As someone who works with any kind of web-based software (e.g. MailChimp, ActiveCampaign, Xero, Google Sheets, etc) it’s likely that you’ve come across the term “API”. What is an API? What does it mean? And why is it necessary?
There are plenty of technical explanations on the web defining API (e.g. from Amazon or from IBM). This is not one of those technical explanations. We’re going to keep this really simple.
Firstly, API = application programming interface. As you can tell from the name, it’s something that developers need for integration purposes.
Think of an API like a food menu
If you imagine a restaurant (or takeaway, or takeout), you have a customer, a server and a chef in the kitchen.
As a customer, you choose what you want from the menu, the kitchen then prepares your food (which you don’t usually see), and then you’re given your food. This process is exceptionally close to what it’s like to work with an API.
Comparing it to the computer systems equivalent:
- a developer is the equivalent of a customer who wants to order some food.
the API is the equivalent of a menu, explaining what you can choose from
the data you can get from a system is the equivalent to the different ingredients listed for each meal
the system that you’re talking to is the equivalent of the kitchen.
An API tells a developer what information they can access, and gives them ways to request that data. (Technically speaking, APIs also allow you to ‘push’ data too. That might be the equivalent of giving the kitchen ingredients to cook with in this metaphor).
Why are APIs important?
When you talk to another system, you don’t usually know what’s going on internally. This is similar to a closed kitchen. You know that food is being prepared, but you don’t usually see how. There are many reasons for why you don’t see what’s going on internally a system. The main reasons include protecting intellectual property (i.e. the magic recipe for creating your meal), and providing many layers of security to protect the system and data (i.e. making sure customers only get the food they’ve ordered and paid for).
An API provides a ‘gateway’ to access and provide information, and this gateway is standardised to make it easier for developers to build applications and integrations to a piece of software.
For example, you can only order a burger meal from a burger restaurant. Pizza is not available. However, you can order a whole range of salad items or sauces to go in your burger. An API would be the equivalent of making it easy to order that burger with any number of add-ons.
APIs also make it easy for developers to write code in any programming language when they want to exchange data with a web application. This would be the equivalent of being able to speak in any language (English, French, Chinese, Arabic) to order your burger meal, and still receive the exact meal that you ordered. This gives developers tremendous of flexibility and makes it significantly easier to create integrations.
What about API keys?
To protect information on a system, to ensure that only the right people get access to the right information, there needs to be some kind of authentication. In the same way you need a username and password to log into a system, systems also need permission to talk to each other via APIs. That’s where you might have heard of the term ‘API key’. An API Key is essentially a username and password combined together.

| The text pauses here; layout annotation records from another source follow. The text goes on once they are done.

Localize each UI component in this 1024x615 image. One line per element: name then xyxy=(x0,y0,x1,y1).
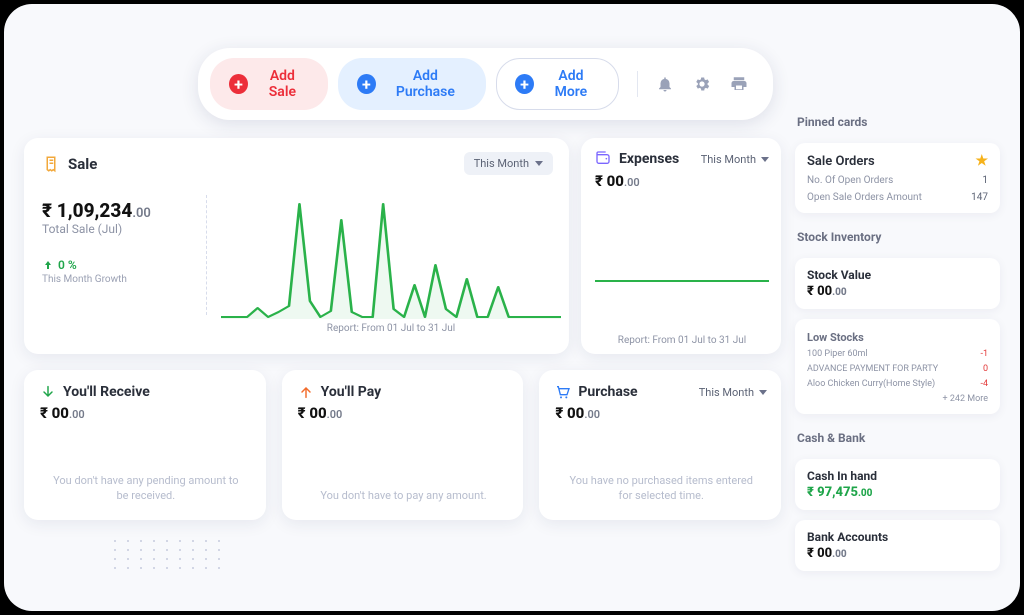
sale-growth-sub: This Month Growth xyxy=(42,274,192,285)
cash-in-hand-title: Cash In hand xyxy=(807,469,988,483)
receive-title: You'll Receive xyxy=(40,384,252,400)
bell-icon[interactable] xyxy=(656,74,675,94)
stock-value-title: Stock Value xyxy=(807,268,988,282)
arrow-down-icon xyxy=(40,384,56,400)
low-stocks-title: Low Stocks xyxy=(807,331,988,344)
receive-card: You'll Receive ₹ 00.00 You don't have an… xyxy=(24,370,266,520)
arrow-up-icon xyxy=(298,384,314,400)
card-divider xyxy=(206,195,207,315)
sale-sparkline xyxy=(221,199,561,319)
sale-card: Sale This Month ₹ 1,09,234.00 Total Sale… xyxy=(24,138,569,354)
purchase-title: Purchase xyxy=(555,384,637,400)
sale-orders-card[interactable]: Sale Orders ★ No. Of Open Orders1 Open S… xyxy=(795,143,1000,213)
chevron-down-icon xyxy=(759,390,767,395)
plus-icon: + xyxy=(357,74,376,94)
add-more-label: Add More xyxy=(542,68,600,100)
sale-period-select[interactable]: This Month xyxy=(464,152,553,175)
bank-accounts-amount: ₹ 00.00 xyxy=(807,546,988,561)
table-row: Aloo Chicken Curry(Home Style)-4 xyxy=(807,379,988,389)
cash-in-hand-card[interactable]: Cash In hand ₹ 97,475.00 xyxy=(795,459,1000,510)
star-icon[interactable]: ★ xyxy=(975,153,988,169)
add-purchase-button[interactable]: + Add Purchase xyxy=(338,58,486,110)
sale-orders-title: Sale Orders xyxy=(807,154,875,169)
cart-icon xyxy=(555,384,571,400)
low-stocks-card[interactable]: Low Stocks 100 Piper 60ml-1 ADVANCE PAYM… xyxy=(795,319,1000,414)
expenses-title: Expenses xyxy=(595,150,679,168)
gear-icon[interactable] xyxy=(693,74,712,94)
table-row: Open Sale Orders Amount147 xyxy=(807,192,988,203)
receive-amount: ₹ 00.00 xyxy=(40,404,252,422)
stock-value-card[interactable]: Stock Value ₹ 00.00 xyxy=(795,258,1000,309)
table-row: No. Of Open Orders1 xyxy=(807,175,988,186)
bank-accounts-card[interactable]: Bank Accounts ₹ 00.00 xyxy=(795,520,1000,571)
cash-in-hand-amount: ₹ 97,475.00 xyxy=(807,485,988,500)
invoice-icon xyxy=(42,155,60,173)
pay-card: You'll Pay ₹ 00.00 You don't have to pay… xyxy=(282,370,524,520)
expenses-sparkline xyxy=(595,190,769,331)
pay-placeholder: You don't have to pay any amount. xyxy=(298,489,510,510)
top-toolbar: + Add Sale + Add Purchase + Add More xyxy=(198,48,773,120)
sale-amount: ₹ 1,09,234.00 xyxy=(42,199,192,222)
purchase-card: Purchase This Month ₹ 00.00 You have no … xyxy=(539,370,781,520)
sale-report-label: Report: From 01 Jul to 31 Jul xyxy=(327,323,455,334)
purchase-amount: ₹ 00.00 xyxy=(555,404,767,422)
low-stocks-more[interactable]: + 242 More xyxy=(807,394,988,404)
wallet-icon xyxy=(595,150,613,168)
sale-title: Sale xyxy=(42,155,97,173)
chevron-down-icon xyxy=(761,157,769,162)
purchase-period-select[interactable]: This Month xyxy=(699,386,767,399)
expenses-card: Expenses This Month ₹ 00.00 Report: From… xyxy=(581,138,781,354)
table-row: 100 Piper 60ml-1 xyxy=(807,349,988,359)
expenses-report-label: Report: From 01 Jul to 31 Jul xyxy=(618,335,746,346)
chevron-down-icon xyxy=(535,161,543,166)
expenses-period-select[interactable]: This Month xyxy=(701,153,769,166)
bank-accounts-title: Bank Accounts xyxy=(807,530,988,544)
pay-amount: ₹ 00.00 xyxy=(298,404,510,422)
purchase-placeholder: You have no purchased items entered for … xyxy=(555,474,767,510)
add-more-button[interactable]: + Add More xyxy=(496,58,619,110)
sale-growth: 0 % xyxy=(42,258,192,272)
receive-placeholder: You don't have any pending amount to be … xyxy=(40,474,252,510)
add-sale-button[interactable]: + Add Sale xyxy=(210,58,328,110)
table-row: ADVANCE PAYMENT FOR PARTY0 xyxy=(807,364,988,374)
add-purchase-label: Add Purchase xyxy=(384,68,467,100)
arrow-up-icon xyxy=(42,259,54,271)
decorative-dots xyxy=(114,540,224,569)
plus-icon: + xyxy=(515,74,534,94)
stock-section-title: Stock Inventory xyxy=(795,223,1000,248)
pinned-section-title: Pinned cards xyxy=(795,108,1000,133)
printer-icon[interactable] xyxy=(730,74,749,94)
sale-subtitle: Total Sale (Jul) xyxy=(42,222,192,236)
stock-value-amount: ₹ 00.00 xyxy=(807,284,988,299)
cash-section-title: Cash & Bank xyxy=(795,424,1000,449)
add-sale-label: Add Sale xyxy=(256,68,309,100)
expenses-amount: ₹ 00.00 xyxy=(595,172,769,190)
plus-icon: + xyxy=(229,74,248,94)
pay-title: You'll Pay xyxy=(298,384,510,400)
toolbar-separator xyxy=(637,71,638,97)
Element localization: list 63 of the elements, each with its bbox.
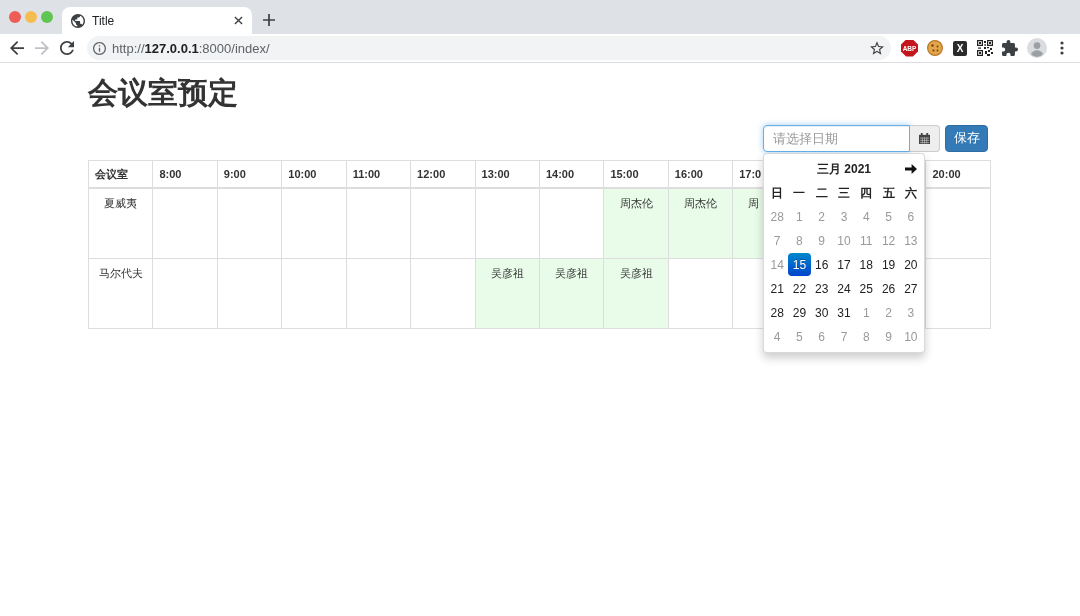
- column-header: 9:00: [217, 160, 282, 188]
- column-header: 20:00: [926, 160, 991, 188]
- column-header: 12:00: [410, 160, 476, 188]
- weekday-label: 三: [837, 184, 851, 202]
- column-header: 会议室: [88, 160, 153, 188]
- month-title[interactable]: 三月 2021: [816, 160, 871, 178]
- day-cell[interactable]: 27: [899, 277, 922, 300]
- day-cell[interactable]: 17: [832, 253, 856, 276]
- person-name: 周杰伦: [684, 197, 717, 209]
- day-cell[interactable]: 19: [877, 253, 900, 276]
- info-icon[interactable]: [93, 41, 106, 55]
- weekday-label: 五: [881, 184, 896, 202]
- cookie-icon[interactable]: [927, 40, 943, 56]
- qr-code-icon[interactable]: [977, 40, 993, 56]
- day-cell[interactable]: 26: [877, 277, 900, 300]
- calendar-icon: [919, 133, 930, 144]
- calendar-button[interactable]: [910, 125, 940, 152]
- address-bar[interactable]: http://127.0.0.1:8000/index/: [87, 36, 891, 60]
- day-cell[interactable]: 20: [899, 253, 922, 276]
- day-cell[interactable]: 22: [788, 277, 811, 300]
- browser-tab[interactable]: Title: [62, 7, 252, 34]
- person-name: 吴彦祖: [490, 267, 524, 279]
- person-name: 周: [748, 197, 760, 209]
- day-cell[interactable]: 15: [788, 253, 811, 276]
- day-cell[interactable]: 28: [766, 301, 789, 324]
- room-name-cell: 夏威夷: [88, 188, 153, 259]
- day-cell[interactable]: 16: [810, 253, 833, 276]
- column-header: 11:00: [346, 160, 411, 188]
- weekday-label: 二: [814, 184, 829, 202]
- arrow-right-icon: [904, 164, 917, 174]
- kebab-menu-icon[interactable]: [1060, 41, 1064, 55]
- back-arrow-icon[interactable]: [10, 41, 24, 55]
- globe-icon: [71, 13, 85, 28]
- person-name: 吴彦祖: [555, 267, 589, 279]
- day-cell[interactable]: 29: [788, 301, 811, 324]
- window-close-icon[interactable]: [9, 11, 21, 23]
- puzzle-piece-icon[interactable]: [1002, 40, 1018, 56]
- column-header: 13:00: [475, 160, 540, 188]
- weekday-label: 四: [859, 184, 874, 202]
- day-cell[interactable]: 24: [832, 277, 856, 300]
- day-cell[interactable]: 18: [855, 253, 878, 276]
- day-cell[interactable]: 31: [832, 301, 856, 324]
- person-name: 吴彦祖: [619, 267, 653, 279]
- weekday-label: 六: [903, 184, 918, 202]
- close-icon[interactable]: [234, 16, 243, 25]
- room-name-cell: 马尔代夫: [88, 258, 153, 329]
- bookmark-star-icon[interactable]: [870, 41, 884, 55]
- column-header: 8:00: [152, 160, 218, 188]
- day-cell[interactable]: 25: [855, 277, 878, 300]
- plus-icon[interactable]: [263, 14, 275, 26]
- reload-icon[interactable]: [60, 41, 74, 55]
- date-input[interactable]: 请选择日期: [763, 125, 910, 152]
- next-month-button[interactable]: [904, 164, 917, 174]
- avatar-icon[interactable]: [1027, 38, 1047, 58]
- day-cell[interactable]: 23: [810, 277, 833, 300]
- person-name: 周杰伦: [619, 197, 653, 209]
- column-header: 10:00: [281, 160, 347, 188]
- day-cell[interactable]: 21: [766, 277, 789, 300]
- save-button[interactable]: 保存: [945, 125, 988, 152]
- letter-tile-icon[interactable]: X: [953, 40, 967, 56]
- column-header: 14:00: [539, 160, 604, 188]
- day-cell[interactable]: 30: [810, 301, 833, 324]
- page-heading: 会议室预定: [88, 75, 238, 111]
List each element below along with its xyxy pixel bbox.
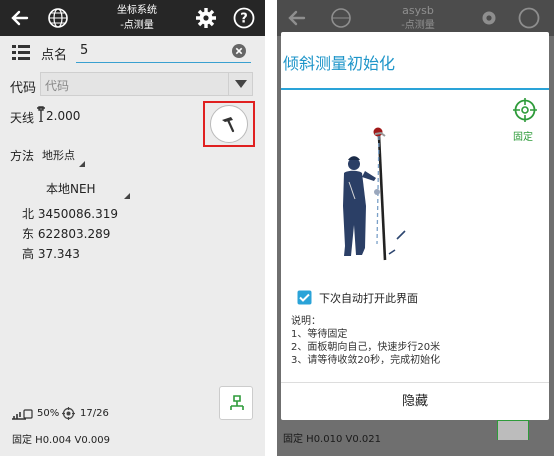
clear-icon[interactable] (232, 44, 246, 58)
method-value: 地形点 (42, 149, 75, 162)
back-arrow-icon[interactable] (8, 6, 32, 30)
hammer-icon (222, 117, 235, 133)
dropdown-arrow-icon (235, 80, 247, 88)
dialog-title-divider (281, 88, 549, 90)
battery-icon (12, 409, 33, 420)
antenna-label: 天线 (10, 111, 35, 125)
method-dropdown-arrow-icon (79, 161, 85, 167)
checkbox-label: 下次自动打开此界面 (319, 292, 418, 305)
checkbox-checked-icon[interactable] (297, 290, 312, 305)
coordinate-list: 北 3450086.319 东 622803.289 高 37.343 (22, 205, 118, 265)
coord-system-value: 本地NEH (46, 182, 96, 196)
satellite-count: 17/26 (80, 408, 109, 419)
fix-status: 固定 H0.010 V0.021 (283, 434, 381, 445)
battery-value: 50% (37, 408, 60, 419)
header-title-line1: 坐标系统 (117, 5, 157, 16)
code-dropdown[interactable]: 代码 (40, 72, 253, 96)
gear-icon[interactable] (194, 6, 218, 30)
globe-icon[interactable] (46, 6, 70, 30)
dialog-title: 倾斜测量初始化 (283, 54, 396, 73)
svg-text:?: ? (240, 12, 248, 27)
measure-button (497, 420, 529, 440)
code-placeholder: 代码 (45, 79, 70, 93)
crosshair-icon (513, 98, 537, 122)
measure-button[interactable] (219, 386, 253, 420)
instruction-step-3: 3、请等待收敛20秒，完成初始化 (291, 355, 441, 366)
point-name-input[interactable]: 5 (80, 43, 88, 58)
tilt-survey-button[interactable] (210, 105, 248, 143)
coord-east-label: 东 (22, 227, 35, 241)
surveyor-illustration (343, 127, 406, 261)
list-icon[interactable] (12, 44, 30, 61)
coord-north-value: 3450086.319 (37, 207, 119, 221)
coord-system-dropdown-arrow-icon (124, 193, 130, 199)
antenna-icon (37, 106, 45, 122)
app-header: 坐标系统 -点测量 ? (0, 0, 265, 36)
code-dropdown-button[interactable] (228, 73, 252, 95)
coord-east-value: 622803.289 (37, 227, 111, 241)
method-dropdown[interactable]: 地形点 (40, 144, 88, 168)
left-screen: 坐标系统 -点测量 ? 点名 5 代码 代码 天线 2.000 方法 地形点 本… (0, 0, 265, 456)
fixed-label: 固定 (513, 132, 533, 143)
point-name-underline (76, 62, 251, 63)
header-title-line2: -点测量 (120, 20, 154, 31)
right-screen: asysb -点测量 固定 H0.010 V0.021 倾斜测量初始化 固定 下… (277, 0, 554, 456)
hide-button[interactable]: 隐藏 (281, 382, 549, 420)
antenna-height-value[interactable]: 2.000 (46, 109, 80, 123)
instruction-heading: 说明： (291, 316, 321, 327)
fixed-status: 固定 (510, 98, 540, 144)
point-name-label: 点名 (41, 48, 68, 63)
survey-point-icon (230, 395, 244, 410)
tilt-init-dialog: 倾斜测量初始化 固定 下次自动打开此界面 说明： 1、等待固定 2、面板朝向自己… (281, 32, 549, 420)
fix-status: 固定 H0.004 V0.009 (12, 435, 110, 446)
code-label: 代码 (10, 81, 37, 96)
coord-north-label: 北 (22, 207, 35, 221)
coord-north: 北 3450086.319 (22, 205, 118, 225)
coord-height-label: 高 (22, 247, 35, 261)
help-icon[interactable]: ? (232, 6, 256, 30)
method-label: 方法 (10, 149, 35, 163)
auto-open-checkbox[interactable]: 下次自动打开此界面 (297, 288, 554, 308)
header-title: 坐标系统 -点测量 (92, 3, 182, 33)
instruction-step-1: 1、等待固定 (291, 329, 348, 340)
coord-height-value: 37.343 (37, 247, 80, 261)
coord-east: 东 622803.289 (22, 225, 118, 245)
coord-system-dropdown[interactable]: 本地NEH (40, 176, 132, 200)
coord-height: 高 37.343 (22, 245, 118, 265)
satellite-icon (62, 407, 75, 420)
instruction-step-2: 2、面板朝向自己，快速步行20米 (291, 342, 441, 353)
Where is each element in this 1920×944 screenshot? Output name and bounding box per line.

There’s another type of authentication called OAuth. This is a little like a special ‘permission slip’. Using a username and password, you ask the remote system for permission to access its data for a while. The system then gives you a ‘permission slip’ which you can then use to get data (it’s called a token). This form of authentication is considered to be more secure and protected, because it’s access is time-limited.
In closing
Whilst APIs are technical, it represents something incredibly useful and essential in the world of integrations and automations. Simply think of an API like a menu that allows systems to move information around. And you now might understand why we get excited about APIs when we’re helping you to automate something in your company.